Cover image for DanceOPD: On-Policy Generative Field Distillation

B1 DAILY STORY

Technology 25 Jun 2026

DanceOPD: On-Policy Generative Field Distillation

Modern image generation demands a single model that unifies diverse capabilities, including text-to-image (T2I), local editing, and global editing. However, these capabilities are rarely naturally aligned and often conflict.
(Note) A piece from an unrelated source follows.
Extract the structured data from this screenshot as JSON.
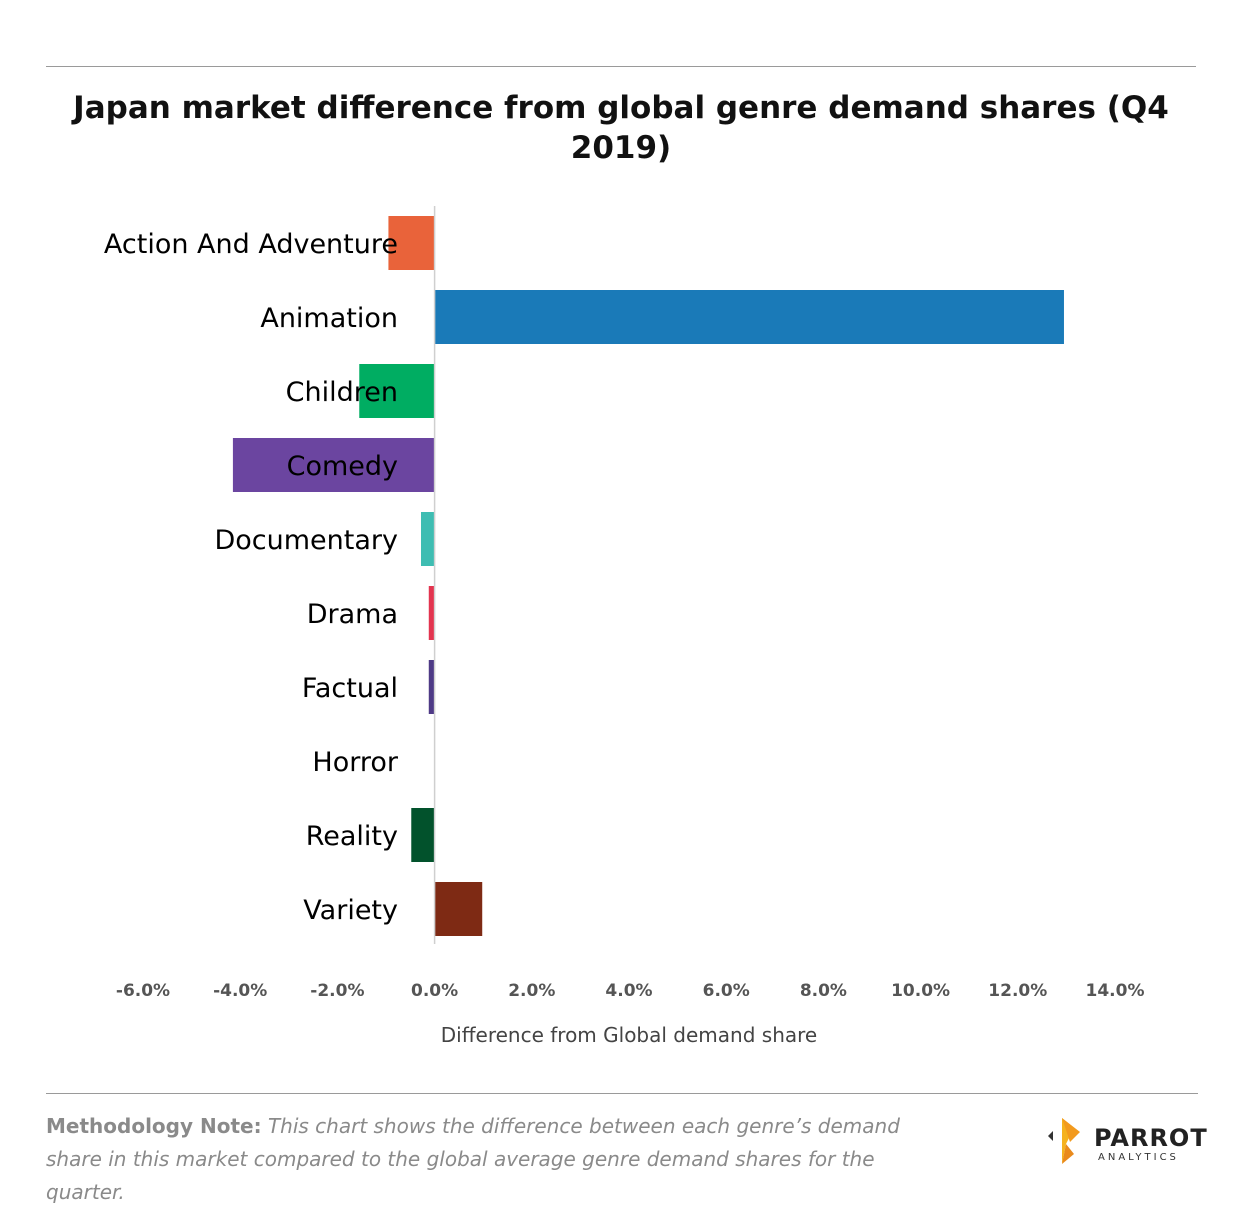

For instance, editing tends to degrade T2I performance, while global and local editing interfere with each other. Consequently, effectively composing these capabilities has become a central challenge for image generation model training. To tackle this, we introduce DanceOPD, an on-policy generative field distillation framework for flow-matching models that routes each sample to one capability field, queries one low-noise student-induced state, and trains with a simple velocity MSE objective. With each capability source defined as a velocity field over the shared flow state space, the student learns from fields queried on its own rollout states to compose expert capabilities. This formulation also absorbs operator-defined fields such as classifier-free guidance. Comprehensive experiments on T2I, editing, realism-field absorption, and CFG absorption show that our approach improves multi-capability composition, strengthening target capabilities while preserving anchor generation quality. We believe this work establishes a practical route for generative field distillation in flow-matching models.

Image: Daily English Reader / Local generated SVG (Project-owned local asset)

5 min read B1

0:00 0:00

Modern image generation demands a single model that unifies diverse capabilities, including text-to-image (T2I), local editing, and global editing. However, these capabilities are rarely naturally aligned and often conflict. For instance, editing tends to degrade T2I performance, while global and local editing interfere with each other. So, effectively composing these capabilities has become a central challenge for image generation model training. To tackle this, we introduce DanceOPD, an on-policy generative field distillation framework for flow-matching models that routes each sample to one capability field, queries one low-noise student-induced state. And trains with a simple velocity MSE objective. With each capability source defined as a velocity field over the shared flow state space, the student learns from fields queried on its own rollout states to compose expert capabilities. This formulation also absorbs operator-defined fields such as classifier-free guidance.

สรุป/คำแปลไทย

ข่าวนี้มาจาก arXiv อยู่ในหมวดเทคโนโลยี และถูกเรียบเรียงเป็นระดับ B1. เนื้อหาข่าวคือ

การสร้างภาพทันสมัยต้องการแบบเดียวที่รวมความทำได้ที่หลากหลาย รวมถึงข้อความต่อภาพ (T2I) การแก้ไขในท้องถิ่น และการแก้ไขทั่วโลก. แต่ ความทำได้เหล่านี้ ค่อนข้างไม่ตรงกันตามธรรมชาติ และมักจะขัดแย้งกัน. ตัวอย่างเช่น การแก้ไขมักจะทำให้ผลงาน T2I ลดลง ขณะที่การแก้ไขระดับโลกและระดับท้องถิ่นสับสนกัน.

ดังนั้น การสร้างความทำได้เหล่านี้ได้อย่างมีประสิทธิภาพ จึงกลายเป็นโจทย์สําคัญสำหรับการฝึกอบรมแบบสร้างภาพ. เพื่อแก้ปัญหานี้ เรานํามาใช้ DanceOPD เป็นกรอบการดิสติเลชั่นสนามที่สร้างผลในนโยบาย สำหรับแบบที่ตรงกับการไหล ซึ่งนําตัวอย่างแต่ละตัวอย่างไปยังสนามความทำได้หนึ่ง. และรถไฟที่มีเป้าหมาย MSE ความเร็วง่ายๆ.

ด้วยการกําหนดแหล่งความทำได้แต่ละครั้งเป็นสนามความเร็วบนพื้นที่ภาวะการไหลที่แบ่งปัน นักเรียนเรียนเรียนรู้จากสนามที่สอบถามในภาวะการโครงการของตนเอง เพื่อประกอบความทำได้ของผู้เชี่ยวชาญ. การสรุปนี้ยังสับสนสนสนามที่กําหนดโดยผู้ประกอบการ เช่น การแนะนําที่ไม่มีประเภทประเภท.

Save & Review

Only words saved from this story appear here.